Memory in C – the stack, the heap, and static

The great thing about C is that it is so intertwined with memory – and by that I mean that the programmer has quite a good understanding of “what goes where“. C has three different pools of memory.

static: global variable storage, permanent for the entire run of the program.
stack: local variable storage (automatic, continuous memory).
heap: dynamic storage (large pool of memory, not allocated in contiguous order).

stackmemory4

Static memory

Static memory persists throughout the entire life of the program, and is usually used to store things like global variables, or variables created with the static clause. For example:

int theforce;

On many systems this variable uses 4 bytes of memory. This memory can come from one of two places. If a variable is declared outside of a function, it is considered global, meaning it is accessible anywhere in the program. Global variables are static, and there is only one copy for the entire program. Inside a function the variable is allocated on the stack. It is also possible to force a variable to be static using the static clause. For example, the same variable created inside a function using the static clause would allow it to be stored in static memory.

static int theforce;

Stack memory

The stack is used to store variables used on the inside of a function (including the main() function). It’s a LIFO, “Last-In,-First-Out”, structure.
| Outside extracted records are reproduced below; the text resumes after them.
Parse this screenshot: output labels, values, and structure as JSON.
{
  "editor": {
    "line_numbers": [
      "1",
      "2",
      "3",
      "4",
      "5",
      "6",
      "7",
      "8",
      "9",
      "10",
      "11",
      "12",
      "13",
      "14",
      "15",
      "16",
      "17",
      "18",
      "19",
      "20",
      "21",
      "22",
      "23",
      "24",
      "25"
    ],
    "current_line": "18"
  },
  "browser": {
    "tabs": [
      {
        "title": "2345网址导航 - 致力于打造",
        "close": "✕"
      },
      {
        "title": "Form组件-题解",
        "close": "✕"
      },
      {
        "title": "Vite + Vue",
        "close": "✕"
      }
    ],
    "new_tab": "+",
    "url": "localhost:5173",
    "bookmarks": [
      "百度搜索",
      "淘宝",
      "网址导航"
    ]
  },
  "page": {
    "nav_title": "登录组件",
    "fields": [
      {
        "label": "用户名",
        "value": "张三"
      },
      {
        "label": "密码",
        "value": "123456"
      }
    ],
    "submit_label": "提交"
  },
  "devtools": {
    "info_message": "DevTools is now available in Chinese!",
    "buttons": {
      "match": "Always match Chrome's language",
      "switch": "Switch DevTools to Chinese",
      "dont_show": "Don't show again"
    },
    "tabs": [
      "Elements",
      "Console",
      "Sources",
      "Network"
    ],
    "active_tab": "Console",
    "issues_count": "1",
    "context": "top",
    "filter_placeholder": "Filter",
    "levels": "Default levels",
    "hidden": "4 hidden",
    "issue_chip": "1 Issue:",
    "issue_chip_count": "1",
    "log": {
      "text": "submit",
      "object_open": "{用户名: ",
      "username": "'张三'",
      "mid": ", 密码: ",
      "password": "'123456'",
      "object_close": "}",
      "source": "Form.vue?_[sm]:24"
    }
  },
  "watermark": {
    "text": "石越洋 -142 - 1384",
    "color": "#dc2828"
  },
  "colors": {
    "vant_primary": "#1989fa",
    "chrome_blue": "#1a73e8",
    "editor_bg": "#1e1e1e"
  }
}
Every time a function declares a new variable it is “pushed” onto the stack. Then when a function finishes running, all the variables associated with that function on the stack are deleted, and the memory they use is freed up. This leads to the “local” scope of function variables. The stack is a special region of memory, and automatically managed by the CPU – so you don’t have to allocate or deallocate memory. Stack memory is divided into successive frames where each time a function is called, it allocates itself a fresh stack frame.
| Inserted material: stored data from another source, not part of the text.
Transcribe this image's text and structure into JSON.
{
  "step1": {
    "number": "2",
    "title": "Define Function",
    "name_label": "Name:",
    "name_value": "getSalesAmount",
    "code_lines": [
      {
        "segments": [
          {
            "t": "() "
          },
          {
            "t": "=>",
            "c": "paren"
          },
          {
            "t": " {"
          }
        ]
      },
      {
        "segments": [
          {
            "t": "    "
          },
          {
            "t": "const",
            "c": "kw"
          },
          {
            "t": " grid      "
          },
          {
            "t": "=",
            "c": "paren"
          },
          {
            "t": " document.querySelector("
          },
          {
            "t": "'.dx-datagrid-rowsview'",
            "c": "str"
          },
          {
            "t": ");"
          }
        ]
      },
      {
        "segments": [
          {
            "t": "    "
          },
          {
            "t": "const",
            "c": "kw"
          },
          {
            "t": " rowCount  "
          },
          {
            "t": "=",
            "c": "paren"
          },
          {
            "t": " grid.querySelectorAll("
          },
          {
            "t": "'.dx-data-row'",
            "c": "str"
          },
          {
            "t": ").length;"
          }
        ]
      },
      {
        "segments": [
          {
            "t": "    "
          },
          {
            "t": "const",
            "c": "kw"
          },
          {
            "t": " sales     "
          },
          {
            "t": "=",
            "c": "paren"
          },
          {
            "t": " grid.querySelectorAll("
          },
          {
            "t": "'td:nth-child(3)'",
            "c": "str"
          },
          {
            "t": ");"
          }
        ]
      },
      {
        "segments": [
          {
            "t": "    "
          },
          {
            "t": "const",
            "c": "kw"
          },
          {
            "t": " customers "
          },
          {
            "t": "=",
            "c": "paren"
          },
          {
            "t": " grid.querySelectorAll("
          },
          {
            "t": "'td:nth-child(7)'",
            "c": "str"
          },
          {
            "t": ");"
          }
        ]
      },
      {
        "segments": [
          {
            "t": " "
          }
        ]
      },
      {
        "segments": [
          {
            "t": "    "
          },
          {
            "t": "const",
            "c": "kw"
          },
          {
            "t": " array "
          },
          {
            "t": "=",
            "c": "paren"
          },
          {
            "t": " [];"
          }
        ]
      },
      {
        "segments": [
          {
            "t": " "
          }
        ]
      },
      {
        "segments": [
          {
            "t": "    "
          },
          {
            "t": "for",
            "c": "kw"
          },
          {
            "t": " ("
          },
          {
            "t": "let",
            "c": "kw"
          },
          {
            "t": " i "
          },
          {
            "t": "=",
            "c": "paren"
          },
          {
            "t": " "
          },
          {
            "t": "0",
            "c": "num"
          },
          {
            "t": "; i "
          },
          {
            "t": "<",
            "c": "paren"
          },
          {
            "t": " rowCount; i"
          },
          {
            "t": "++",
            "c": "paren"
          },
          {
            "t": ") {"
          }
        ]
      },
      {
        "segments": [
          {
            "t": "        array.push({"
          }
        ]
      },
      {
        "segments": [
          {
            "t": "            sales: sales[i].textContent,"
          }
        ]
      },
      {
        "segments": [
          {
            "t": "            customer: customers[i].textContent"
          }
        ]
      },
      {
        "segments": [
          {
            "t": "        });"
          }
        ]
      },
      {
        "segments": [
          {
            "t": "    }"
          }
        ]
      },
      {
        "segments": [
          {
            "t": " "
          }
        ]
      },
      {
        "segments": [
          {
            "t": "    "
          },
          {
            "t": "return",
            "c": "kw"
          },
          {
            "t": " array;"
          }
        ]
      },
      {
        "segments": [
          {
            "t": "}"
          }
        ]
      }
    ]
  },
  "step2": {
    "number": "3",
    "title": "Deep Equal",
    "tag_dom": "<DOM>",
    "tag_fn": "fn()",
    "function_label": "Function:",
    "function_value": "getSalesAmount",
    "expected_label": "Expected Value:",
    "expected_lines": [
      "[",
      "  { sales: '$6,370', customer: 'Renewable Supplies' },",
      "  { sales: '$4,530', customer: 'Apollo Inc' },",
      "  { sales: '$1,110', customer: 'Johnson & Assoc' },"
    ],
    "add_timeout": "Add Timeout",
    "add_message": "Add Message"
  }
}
Note that there is generally a limit on the size of the stack – which can vary with the operating system (for example OSX currently has a default stack size of 8MB). If a program tries to put too much information on the stack, stack overflow will occur. Stack overflow happens when all the memory in the stack has been allocated, and further allocations begin overflowing into other sections of memory. Stack overflow also occurs in situations where recursion is incorrectly used.

A summary of the stack:

  • the stack is managed by the CPU, there is no ability to modify it
  • variables are allocated and freed automatically
  • the stack it not limitless – most have an upper bound
  • the stack grows and shrinks as variables are created and destroyed
  • stack variables only exist whilst the function that created them exists

Heap memory

The heap is the diametrical opposite of the stack. The heap is a large pool of memory that can be used dynamically – it is also known as the “free store”. This is memory that is not automatically managed – you have to explicitly allocate (using functions such as malloc), and deallocate (e.g. free) the memory. Failure to free the memory when you are finished with it will result in what is known as a memory leak – memory that is still “being used”, and not available to other processes. Unlike the stack, there are generally no restrictions on the size of the heap (or the variables it creates), other than the physical size of memory in the machine. Variables created on the heap are accessible anywhere in the program.
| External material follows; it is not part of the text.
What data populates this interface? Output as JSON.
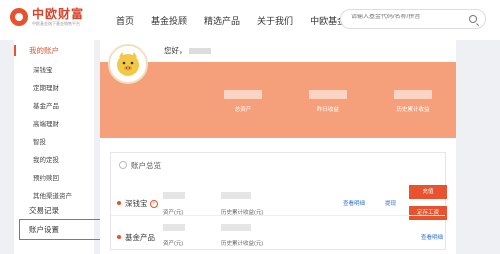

Oh, and heap memory requires you to use pointers.

A summary of the heap:

  • the heap is managed by the programmer, the ability to modify it is somewhat boundless
  • in C, variables are allocated and freed using functions like malloc() and free()
  • the heap is large, and is usually limited by the physical memory available
  • the heap requires pointers to access it

An example of memory use

Consider the following example of a program containing all three forms of memory:

#include <stdio.h>
#include <stdlib.h>
int x;          

int main(void) 
{
    int y;   
    char *str; 

    y = 4;
    printf("stack memory: %d\n", y);

    str = malloc(100*sizeof(char)); 
    str[0] = 'm';
    printf("heap memory: %c\n", str[0]); 
    free(str);          
    return 0;
}

The variable x is static storage, because of its global nature. Both y and str are dynamic stack storage which is deallocated when the program ends. The function malloc() is used to allocate 100 pieces of of dynamic heap storage, each the size of char, to str. Conversely, the function free(), deallocates the memory associated with str.